P3371 - Drug-Induced Crohn’s Disease Following Ixekizumab Use in a Patient With Psoriasis: A Case Report

Olanrewaju Adeniran, MD¹, George Obeng, MD², Justin Kupec, MD, FACG², William Hsueh, MD³
1West Virginia University Morgantown, Morgantown, WV; 2West Virginia University School of Medicine, Morgantown, WV; 3Visalia Medical Clinic, Adventist Health Physicians Network, Visalia, CA

Introduction: Psoriasis and inflammatory bowel disease (IBD), comprising ulcerative colitis (UC) and Crohn’s disease (CD), often co-occur due to shared pathophysiology involving tumor necrosis factor alpha (TNFα) and interleukins (IL) like IL-17 and IL-23. Biologics targeting TNFα and IL-23 are therefore used to manage both conditions. However, recommendations exist against using IL-17-based therapy. We describe a rare case of new-onset CD following initiation of ixekizumab, an IL-17 inhibitor, for psoriasis.

Case Description/

Methods: A 59-year-old female presented with a month of diarrhea and abdominal pain, 4 weeks after starting ixekizumab. Symptoms escalated from 3-4 to 6-7 loose stools/day. She had no IBD history or risk factors. Laboratory values showed hemoglobin 10.7 g/dL, C-reactive protein (26.37 mg/dL), and fecal calprotectin (4110 μg/g). Colonoscopy revealed multiple, pan-colonic, deep and inflamed ulcers, with skip lesions, more pronounced in the left colon and rectum (Figure 1a-d). Histopathology demonstrated moderate to severe chronic active pancolitis. Symptoms improved after ixekizumab discontinuation. Prednisone induction along with infliximab 10 mg/kg infusions resulted in improved stool frequency (2 episodes/day), consistency, and inflammatory markers. Repeat colonoscopy 15 months later, showed significantly improved colitis (Figure 1e-h). Simple Endoscopic Score for Crohn’s disease improved from 33 to 9.

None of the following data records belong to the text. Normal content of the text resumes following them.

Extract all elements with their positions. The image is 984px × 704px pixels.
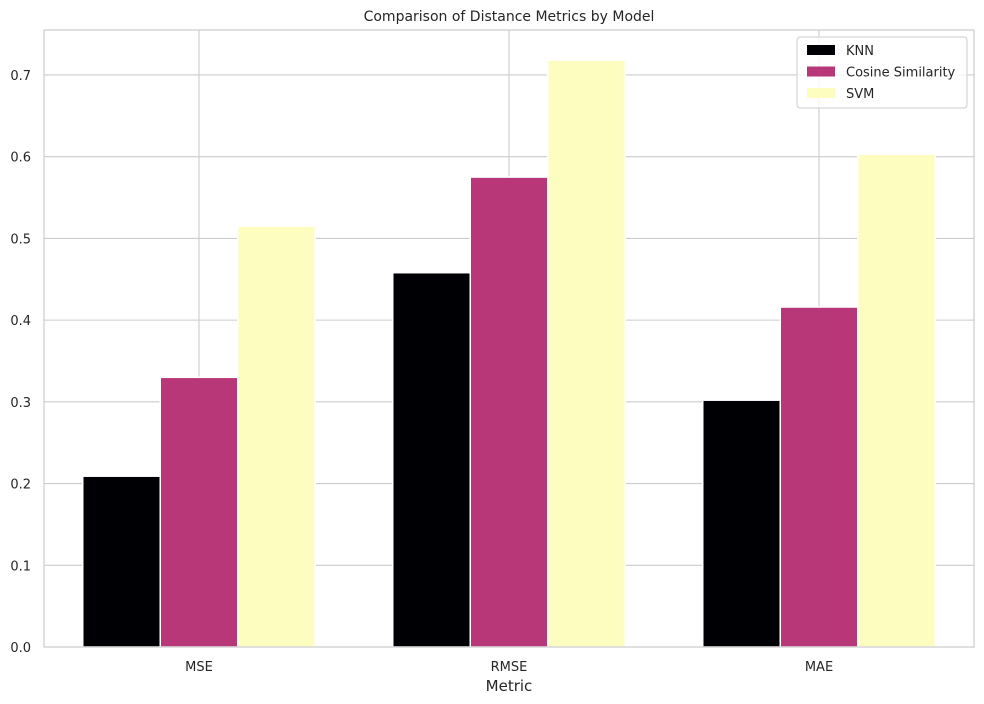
- y-tick-label: 0.6: [10, 151, 31, 166]
- y-tick-label: 0.5: [10, 232, 31, 247]
- bar-knn-rmse: [392, 271, 471, 648]
- legend-label: KNN: [846, 44, 874, 59]
- legend: KNN Cosine Similarity SVM: [796, 36, 968, 109]
- x-tick-label: MAE: [805, 660, 833, 675]
- legend-swatch: [807, 88, 835, 98]
- bar-knn-mae: [702, 399, 781, 648]
- x-tick-label: MSE: [185, 660, 213, 675]
- x-tick-label: RMSE: [491, 660, 528, 675]
- legend-swatch: [807, 45, 835, 55]
- bar-svm-mse: [237, 225, 316, 648]
- chart-title: Comparison of Distance Metrics by Model: [364, 9, 655, 25]
- x-axis-label: Metric: [486, 677, 533, 695]
- legend-label: SVM: [846, 87, 874, 102]
- legend-swatch: [807, 66, 835, 77]
- legend-label: Cosine Similarity: [846, 66, 956, 81]
- y-tick-labels: 0.0 0.1 0.2 0.3 0.4 0.5 0.6 0.7: [10, 69, 31, 656]
- bar-cosine-similarity-mae: [779, 306, 859, 648]
- bar-cosine-similarity-mse: [159, 376, 239, 648]
- bar-svm-rmse: [547, 59, 626, 648]
- y-tick-label: 0.0: [10, 641, 31, 656]
- bar-cosine-similarity-rmse: [469, 176, 549, 648]
- bar-svm-mae: [857, 153, 936, 648]
- plot-frame: [43, 29, 975, 648]
- y-tick-label: 0.4: [10, 314, 31, 329]
- legend-box: [796, 36, 968, 109]
- y-tick-label: 0.2: [10, 478, 31, 493]
- bars: [82, 59, 936, 648]
- y-tick-label: 0.3: [10, 396, 31, 411]
- y-tick-label: 0.7: [10, 69, 31, 84]
- x-tick-labels: MSE RMSE MAE: [185, 660, 833, 675]
- bar-knn-mse: [82, 475, 161, 648]
- y-tick-label: 0.1: [10, 559, 31, 574]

Discussion: IL-17 plays contrasting roles in psoriasis and IBD. In psoriasis, it promotes keratinocyte proliferation, leading to the characteristic scaly plaques. However, in IBD, it maintains intestinal epithelial integrity and antimicrobial defense. This distinction explains the differing roles of IL-17 inhibition in both conditions. While a few studies have reported IBD exacerbations following IL-17-based therapy, new-onset IBD is very rare. Endoscopically, IL-17 inhibitor-induced colitis may mimic UC or CD, often necessitating a multidisciplinary approach for accurate diagnosis. Our patient's transmural ulcers, skip lesions, and rectal involvement favored CD despite normal terminal ileum and absence of granulomas. Treatment involves discontinuing the offending IL-17 inhibitor, induction with corticosteroids, and initiating biologics, often a TNF-α inhibitor, an IL-12/23 inhibitor, or an IL-23 inhibitor, as demonstrated in recent trials. This case underscores the importance of considering potential IBD risk when initiating IL-17 inhibitors.


Figure: Figure 1: a-d demonstrates the left colon with multiple areas of deep, extensive, and inflamed ulcers with some sparing between the lesions. e-h shows the colon following discontinuation of ixekinumab and commencement of steroids and infliximab. Although there are still some areas of deep craters and healed ulcers, the inflammation has improved, with tiny areas of focal colitis remaining.

Disclosures:
Olanrewaju Adeniran indicated no relevant financial relationships.
George Obeng indicated no relevant financial relationships.
Justin Kupec indicated no relevant financial relationships.
William Hsueh indicated no relevant financial relationships.

Olanrewaju Adeniran, MD¹, George Obeng, MD², Justin Kupec, MD, FACG², William Hsueh, MD³. P3371 - Drug-Induced Crohn’s Disease Following Ixekizumab Use in a Patient With Psoriasis: A Case Report, ACG 2025 Annual Scientific Meeting Abstracts. Phoenix, AZ: American College of Gastroenterology.